Mehrere Studien berichten über den Zusammenhang zwischen Suizidverhalten und dem hohen Gehalt an 5-HT-2A-Rezeptoren im präfrontalen Kortex.

Wir haben keine Gene für Selbstmord, aber einige Gene sind mit einer Veranlagung zu Depression und Selbstmord verbunden.
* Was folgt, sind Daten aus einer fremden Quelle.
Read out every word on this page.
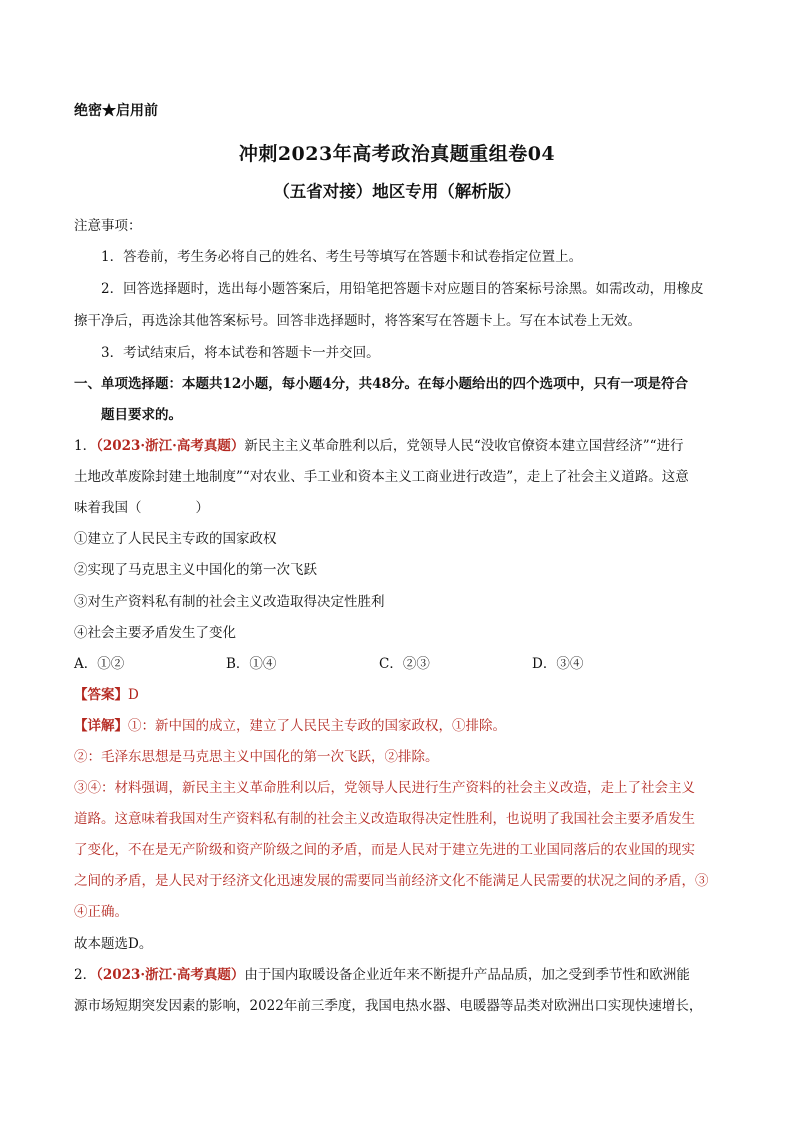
绝密★启用前
冲刺2023年高考政治真题重组卷04
（五省对接）地区专用（解析版）
注意事项：
1．答卷前，考生务必将自己的姓名、考生号等填写在答题卡和试卷指定位置上。
2．回答选择题时，选出每小题答案后，用铅笔把答题卡对应题目的答案标号涂黑。如需改动，用橡皮
擦干净后，再选涂其他答案标号。回答非选择题时，将答案写在答题卡上。写在本试卷上无效。
3．考试结束后，将本试卷和答题卡一并交回。
一、单项选择题：本题共12小题，每小题4分，共48分。在每小题给出的四个选项中，只有一项是符合
题目要求的。
1．（2023·浙江·高考真题）新民主主义革命胜利以后，党领导人民“没收官僚资本建立国营经济”“进行
土地改革废除封建土地制度”“对农业、手工业和资本主义工商业进行改造”，走上了社会主义道路。这意
味着我国（　　　　）
①建立了人民民主专政的国家政权
②实现了马克思主义中国化的第一次飞跃
③对生产资料私有制的社会主义改造取得决定性胜利
④社会主要矛盾发生了变化
A．①②	B．①④	C．②③	D．③④
【答案】D
【详解】①：新中国的成立，建立了人民民主专政的国家政权，①排除。
②：毛泽东思想是马克思主义中国化的第一次飞跃，②排除。
③④：材料强调，新民主主义革命胜利以后，党领导人民进行生产资料的社会主义改造，走上了社会主义
道路。这意味着我国对生产资料私有制的社会主义改造取得决定性胜利，也说明了我国社会主要矛盾发生
了变化，不在是无产阶级和资产阶级之间的矛盾，而是人民对于建立先进的工业国同落后的农业国的现实
之间的矛盾，是人民对于经济文化迅速发展的需要同当前经济文化不能满足人民需要的状况之间的矛盾，③
④正确。
故本题选D。
2．（2023·浙江·高考真题）由于国内取暖设备企业近年来不断提升产品品质，加之受到季节性和欧洲能
源市场短期突发因素的影响，2022年前三季度，我国电热水器、电暖器等品类对欧洲出口实现快速增长，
Es gibt kein einziges "Suizid-Gen" im menschlichen Genom, aber einige genetische Mutationen und Veränderungen in den Genen, die an der Regulation des serotonergen Systems beteiligt sind, schaffen zweifellos die Voraussetzungen für eine größere Wahrscheinlichkeit von tiefen Depressionen und Suiziden. Selbstmordverhalten ist wie die meisten anderen psychopathologischen Erkrankungen mit einem komplexen Zusammenspiel von Genen verbunden und kann nicht durch einen einzelnen Faktor erklärt werden. Studien liefern eindeutige Beweise dafür, dass Selbstmordtendenzen von Kindern der Eltern vererbt werden können, und dass genetisch bedingte Personen eher Selbstmord begehen, wenn sie mit unerwünschten Ereignissen im Leben konfrontiert sind oder an Psychopathologien leiden.
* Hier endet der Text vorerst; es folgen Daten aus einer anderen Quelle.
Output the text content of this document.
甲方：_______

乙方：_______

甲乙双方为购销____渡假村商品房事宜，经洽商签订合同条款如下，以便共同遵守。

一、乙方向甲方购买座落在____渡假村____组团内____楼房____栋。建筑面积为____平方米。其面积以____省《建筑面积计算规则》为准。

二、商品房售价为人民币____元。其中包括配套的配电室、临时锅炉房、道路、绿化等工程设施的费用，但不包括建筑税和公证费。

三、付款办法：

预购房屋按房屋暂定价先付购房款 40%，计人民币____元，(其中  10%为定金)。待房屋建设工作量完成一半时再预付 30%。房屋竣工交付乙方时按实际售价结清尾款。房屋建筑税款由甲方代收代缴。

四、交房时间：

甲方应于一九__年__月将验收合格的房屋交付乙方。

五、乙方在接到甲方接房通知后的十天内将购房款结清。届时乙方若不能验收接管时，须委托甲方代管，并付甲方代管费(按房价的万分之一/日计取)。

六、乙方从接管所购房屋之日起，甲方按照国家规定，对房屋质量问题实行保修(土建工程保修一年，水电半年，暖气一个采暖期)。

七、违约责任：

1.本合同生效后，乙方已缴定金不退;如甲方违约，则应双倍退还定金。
Das serotonerge System scheint keine direkte Kontrolle über etwas Kritisches zu haben, sondern nimmt an den vielfältigen Verhaltensreaktionen teil und moduliert sie. Infolgedessen können seine Auswirkungen bei einer erheblichen Anzahl von Krankheiten und Zuständen wie komplexer Schizophrenie und Depression beobachtet werden. Die Komplexität des serotonergen Systems stellt eine Herausforderung für die Entwicklung von Arzneimitteln dar, die auf seine Bestandteile abzielen: Zusätzlich zu den erwünschten Wirkungen werden gewöhnlich mehrere mit demselben Arzneimittel verbundene Nebenwirkungen beobachtet.

Autor: Dr. Lizbeth

Dr. Lizbeth Blair ist Absolventin der medizinischen Fakultät und Anästhesistin. Sie wurde an der Universität der Medizinischen Fakultät der Philippinen ausgebildet. Sie hat auch einen Abschluss in Zoologie und einen Bachelor of Nursing. Sie war mehrere Jahre in einem Regierungskrankenhaus als Ausbildungsbeauftragte für das Anästhesie-Residency-Programm tätig und verbrachte Jahre in privater Praxis in diesem Fachgebiet. Er absolvierte eine Ausbildung in klinischer Studienforschung am Clinical Trials Center in Kalifornien. Sie ist eine erfahrene Inhaltsforscherin und Autorin, die gerne medizinische und gesundheitsbezogene Artikel, Zeitschriftenrezensionen, E-Books und mehr schreibt.